= John Frank Bookout Jr. =

American businessman

John Frank Bookout, Jr. (born December 31, 1922 Shreveport, Louisiana), an oil industry executive, was nominated to be the American Ambassador to Saudi Arabia on June 3, 1992. At the time of his nomination, Bookout was supervisory director of Royal Dutch Shell in The Hague, Netherlands. He was president and chief executive officer of Shell Oil Company in Houston, Texas (1976 to 1988). From 1950 to 1976, other positions included executive vice president for exploration and production in Houston, TX; president of Shell Canada, Ltd. in Toronto, Canada; and as vice president of New Orleans exploration and production.

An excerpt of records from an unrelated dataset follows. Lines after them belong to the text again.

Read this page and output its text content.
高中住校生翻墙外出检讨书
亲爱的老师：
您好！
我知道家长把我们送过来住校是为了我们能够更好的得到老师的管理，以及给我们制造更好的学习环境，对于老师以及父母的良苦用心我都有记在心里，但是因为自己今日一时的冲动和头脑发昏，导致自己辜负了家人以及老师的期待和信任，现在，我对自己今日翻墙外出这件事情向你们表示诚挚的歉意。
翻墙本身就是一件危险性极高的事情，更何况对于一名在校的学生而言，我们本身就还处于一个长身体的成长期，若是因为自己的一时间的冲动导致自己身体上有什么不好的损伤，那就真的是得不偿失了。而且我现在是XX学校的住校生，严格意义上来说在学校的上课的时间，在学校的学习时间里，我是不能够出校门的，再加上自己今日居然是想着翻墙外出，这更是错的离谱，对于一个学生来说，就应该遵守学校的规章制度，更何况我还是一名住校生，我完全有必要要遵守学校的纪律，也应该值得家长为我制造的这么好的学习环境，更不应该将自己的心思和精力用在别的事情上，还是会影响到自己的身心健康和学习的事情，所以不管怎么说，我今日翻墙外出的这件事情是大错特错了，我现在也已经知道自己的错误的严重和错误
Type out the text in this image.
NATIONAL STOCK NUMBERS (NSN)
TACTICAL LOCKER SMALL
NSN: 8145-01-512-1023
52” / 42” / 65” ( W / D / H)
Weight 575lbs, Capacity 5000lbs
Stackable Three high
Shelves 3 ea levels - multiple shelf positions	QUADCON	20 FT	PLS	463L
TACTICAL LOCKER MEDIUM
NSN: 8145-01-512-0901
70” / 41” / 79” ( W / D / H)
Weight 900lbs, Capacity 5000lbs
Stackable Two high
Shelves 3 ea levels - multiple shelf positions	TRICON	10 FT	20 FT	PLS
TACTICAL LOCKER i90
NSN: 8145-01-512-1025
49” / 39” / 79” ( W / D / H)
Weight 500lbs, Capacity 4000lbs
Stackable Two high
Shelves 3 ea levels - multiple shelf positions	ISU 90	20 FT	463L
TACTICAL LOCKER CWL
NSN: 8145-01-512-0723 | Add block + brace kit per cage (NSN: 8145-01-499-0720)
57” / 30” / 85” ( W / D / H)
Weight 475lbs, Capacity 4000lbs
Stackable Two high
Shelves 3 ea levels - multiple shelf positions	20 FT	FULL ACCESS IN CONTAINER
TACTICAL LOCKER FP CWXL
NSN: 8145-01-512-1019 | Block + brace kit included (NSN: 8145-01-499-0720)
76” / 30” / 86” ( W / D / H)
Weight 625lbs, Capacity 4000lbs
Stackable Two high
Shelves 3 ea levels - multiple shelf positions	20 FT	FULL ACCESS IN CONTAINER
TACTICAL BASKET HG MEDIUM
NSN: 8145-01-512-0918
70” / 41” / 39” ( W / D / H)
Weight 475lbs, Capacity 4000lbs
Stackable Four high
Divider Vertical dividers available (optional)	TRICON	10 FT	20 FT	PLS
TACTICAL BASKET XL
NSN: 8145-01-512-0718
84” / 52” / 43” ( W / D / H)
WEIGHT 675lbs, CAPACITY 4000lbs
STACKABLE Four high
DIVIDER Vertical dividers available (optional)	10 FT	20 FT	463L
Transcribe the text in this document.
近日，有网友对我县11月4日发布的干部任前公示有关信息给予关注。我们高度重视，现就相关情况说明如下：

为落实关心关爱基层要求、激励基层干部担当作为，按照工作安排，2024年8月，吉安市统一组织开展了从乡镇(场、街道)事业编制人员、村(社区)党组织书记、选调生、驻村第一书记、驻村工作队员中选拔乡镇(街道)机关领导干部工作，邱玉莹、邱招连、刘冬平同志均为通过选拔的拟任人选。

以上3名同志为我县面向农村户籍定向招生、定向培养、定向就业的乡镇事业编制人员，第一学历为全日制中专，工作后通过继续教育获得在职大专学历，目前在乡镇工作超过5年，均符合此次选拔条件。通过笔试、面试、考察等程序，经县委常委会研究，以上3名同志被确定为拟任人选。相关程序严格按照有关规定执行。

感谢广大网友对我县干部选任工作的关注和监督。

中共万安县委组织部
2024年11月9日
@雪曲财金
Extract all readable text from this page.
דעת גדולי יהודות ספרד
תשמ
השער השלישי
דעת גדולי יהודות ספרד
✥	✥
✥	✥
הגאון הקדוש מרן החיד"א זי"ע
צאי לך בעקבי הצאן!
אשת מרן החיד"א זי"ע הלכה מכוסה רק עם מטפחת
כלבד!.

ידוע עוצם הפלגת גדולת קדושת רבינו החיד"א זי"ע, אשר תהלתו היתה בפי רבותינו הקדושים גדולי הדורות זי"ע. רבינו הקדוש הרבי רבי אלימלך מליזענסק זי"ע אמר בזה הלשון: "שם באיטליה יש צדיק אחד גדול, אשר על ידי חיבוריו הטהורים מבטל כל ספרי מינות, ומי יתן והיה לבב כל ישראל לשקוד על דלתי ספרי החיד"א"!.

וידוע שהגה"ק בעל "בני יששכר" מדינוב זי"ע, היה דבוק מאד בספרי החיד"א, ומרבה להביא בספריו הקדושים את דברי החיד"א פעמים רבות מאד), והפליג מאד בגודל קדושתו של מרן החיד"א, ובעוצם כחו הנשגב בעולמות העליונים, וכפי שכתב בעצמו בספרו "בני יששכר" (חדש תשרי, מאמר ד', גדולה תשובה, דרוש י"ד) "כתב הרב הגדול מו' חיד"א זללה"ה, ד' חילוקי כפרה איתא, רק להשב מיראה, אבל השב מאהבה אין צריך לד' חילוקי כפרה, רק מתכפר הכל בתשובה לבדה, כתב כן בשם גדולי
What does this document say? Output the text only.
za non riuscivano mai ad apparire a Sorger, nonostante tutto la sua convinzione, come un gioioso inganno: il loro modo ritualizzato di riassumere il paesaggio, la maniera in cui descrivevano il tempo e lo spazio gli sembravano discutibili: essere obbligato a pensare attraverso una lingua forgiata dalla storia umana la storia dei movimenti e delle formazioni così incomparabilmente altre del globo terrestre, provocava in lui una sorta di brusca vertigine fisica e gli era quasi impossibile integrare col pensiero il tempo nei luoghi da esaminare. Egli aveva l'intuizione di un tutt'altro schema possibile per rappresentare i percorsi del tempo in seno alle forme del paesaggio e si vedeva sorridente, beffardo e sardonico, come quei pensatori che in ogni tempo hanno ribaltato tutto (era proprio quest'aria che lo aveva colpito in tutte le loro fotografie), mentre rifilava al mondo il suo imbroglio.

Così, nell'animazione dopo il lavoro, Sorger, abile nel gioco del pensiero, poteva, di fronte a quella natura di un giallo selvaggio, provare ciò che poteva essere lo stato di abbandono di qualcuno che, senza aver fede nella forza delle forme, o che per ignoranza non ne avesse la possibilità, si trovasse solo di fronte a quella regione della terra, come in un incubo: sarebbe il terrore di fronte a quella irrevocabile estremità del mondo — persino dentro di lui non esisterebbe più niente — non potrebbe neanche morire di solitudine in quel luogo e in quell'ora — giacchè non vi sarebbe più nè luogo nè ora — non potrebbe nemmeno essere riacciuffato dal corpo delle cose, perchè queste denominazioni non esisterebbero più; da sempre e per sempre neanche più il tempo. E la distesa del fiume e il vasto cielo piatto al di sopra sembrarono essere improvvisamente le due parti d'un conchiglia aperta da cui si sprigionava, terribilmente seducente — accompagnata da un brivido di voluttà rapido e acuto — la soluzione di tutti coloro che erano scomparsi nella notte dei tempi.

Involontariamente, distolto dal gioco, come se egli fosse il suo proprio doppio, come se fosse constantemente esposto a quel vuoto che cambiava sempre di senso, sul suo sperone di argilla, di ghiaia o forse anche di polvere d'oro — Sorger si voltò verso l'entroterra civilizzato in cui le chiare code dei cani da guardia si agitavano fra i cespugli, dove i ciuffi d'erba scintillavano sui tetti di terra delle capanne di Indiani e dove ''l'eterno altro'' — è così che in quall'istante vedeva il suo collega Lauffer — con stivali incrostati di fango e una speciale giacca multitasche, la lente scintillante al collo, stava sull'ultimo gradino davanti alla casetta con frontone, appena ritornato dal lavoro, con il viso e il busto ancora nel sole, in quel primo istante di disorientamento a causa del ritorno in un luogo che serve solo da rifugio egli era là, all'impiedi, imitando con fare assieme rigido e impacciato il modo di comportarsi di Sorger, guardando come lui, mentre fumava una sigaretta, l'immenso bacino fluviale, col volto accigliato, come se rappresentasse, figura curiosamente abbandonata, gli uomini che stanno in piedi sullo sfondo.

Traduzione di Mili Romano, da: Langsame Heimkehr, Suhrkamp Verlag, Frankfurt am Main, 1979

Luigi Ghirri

On October 8, 1992, his nomination was returned to the President under the provisions of Senate Rule XXXI, paragraph 6 of the Standing Rules of the Senate. That rule states: Nominations neither confirmed nor rejected during the session at which they are made shall not be acted upon at any succeeding session without being again made to the Senate by the President; and if the Senate shall adjourn or take a recess for more than thirty days, all nominations pending and not finally acted upon at the time of taking such adjournment or recess shall be returned by the Secretary to the President, and shall not again be considered unless they shall again be made to the Senate by the President.

Bookout graduated from the University of Texas at Austin (B.S. and M.A., 1950).

==Business career==
When he announced his retirement as President and CEO, effective June 30, 1988, it was signaled as possibly the end of an era.